SeaWorld has been under intense scrutiny since the 2013 documentary “Blackfish” suggested that the marine park’s treatment of killer whales has prompted some gruesome attacks. It evoked calls for change from animal rights advocates, corporations and lawmakers. It has moved lawmakers to attempt to ban orca captivity, companies to pull out of partnerships and researchers to study large ocean animals.
The embattled marine park announced last year it was ending its controversial captive-breeding program for orcas.
“Why the big news?” the company said in a statement at the time. “SeaWorld has been listening and we’re changing. Society is changing and we’re changing with it. SeaWorld is finding new ways to continue to deliver on our purpose to inspire all our guests to take action to protect wild animals and wild places.”
Kasatka was not born in captivity; but was captured in 1978 in Icelandic waters, according to the Associated Press.
Years later, Kasatka, too, was involved in an attack at SeaWorld.
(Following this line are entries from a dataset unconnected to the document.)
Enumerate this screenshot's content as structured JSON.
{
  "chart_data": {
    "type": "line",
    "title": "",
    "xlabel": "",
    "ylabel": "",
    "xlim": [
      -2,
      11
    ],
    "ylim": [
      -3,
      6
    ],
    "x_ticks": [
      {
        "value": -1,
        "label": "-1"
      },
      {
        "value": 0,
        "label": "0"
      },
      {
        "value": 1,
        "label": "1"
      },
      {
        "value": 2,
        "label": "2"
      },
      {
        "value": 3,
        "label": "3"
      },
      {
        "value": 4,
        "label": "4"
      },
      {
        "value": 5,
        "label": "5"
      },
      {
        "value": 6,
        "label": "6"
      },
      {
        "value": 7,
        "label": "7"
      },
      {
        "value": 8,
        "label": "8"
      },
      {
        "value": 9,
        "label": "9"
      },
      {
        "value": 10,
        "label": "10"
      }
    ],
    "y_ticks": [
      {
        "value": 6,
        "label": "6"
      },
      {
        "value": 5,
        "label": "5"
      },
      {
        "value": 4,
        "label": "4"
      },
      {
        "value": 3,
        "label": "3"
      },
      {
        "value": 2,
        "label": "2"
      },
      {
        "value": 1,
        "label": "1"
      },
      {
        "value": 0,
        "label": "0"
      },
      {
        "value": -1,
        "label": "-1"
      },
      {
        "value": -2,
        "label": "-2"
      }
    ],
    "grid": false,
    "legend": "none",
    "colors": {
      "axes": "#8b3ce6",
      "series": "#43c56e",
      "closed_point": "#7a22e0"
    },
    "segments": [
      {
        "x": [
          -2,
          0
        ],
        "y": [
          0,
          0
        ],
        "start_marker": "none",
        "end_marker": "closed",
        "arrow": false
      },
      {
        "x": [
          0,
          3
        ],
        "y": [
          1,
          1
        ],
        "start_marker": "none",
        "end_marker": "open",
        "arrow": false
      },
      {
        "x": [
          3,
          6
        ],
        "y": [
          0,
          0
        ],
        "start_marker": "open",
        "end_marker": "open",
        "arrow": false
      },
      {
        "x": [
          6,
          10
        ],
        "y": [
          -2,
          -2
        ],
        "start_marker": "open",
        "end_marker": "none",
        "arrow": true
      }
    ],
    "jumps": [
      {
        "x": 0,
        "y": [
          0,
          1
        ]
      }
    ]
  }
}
As The Washington Post’s Michael E. Miller reported, the killer whale bit her trainer’s foot during a trick, then dove deep into the water, pulling him along.
The trainer, Ken Peters, fought for air for more than eight minutes before Kasatka finally let him go.
On Wednesday, People for the Ethical Treatment of Animals decried the killer whale’s life in captivity and recent death.
PETA Executive Vice President Tracy Reiman said in a statement that SeaWorld “didn’t even respect this orca enough to give her a good-quality life, and it needs to send the remaining marine mammals to seaside sanctuaries before they follow Kasatka — and the 40 orcas before her — to the grave.”
Kasatka had two daughters and two sons, six grandchildren and two great grandchildren, SeaWorld said in a statement.
SeaWorld currently has 21 orcas at its three marine parks in Orlando, San Antonio and San Diego.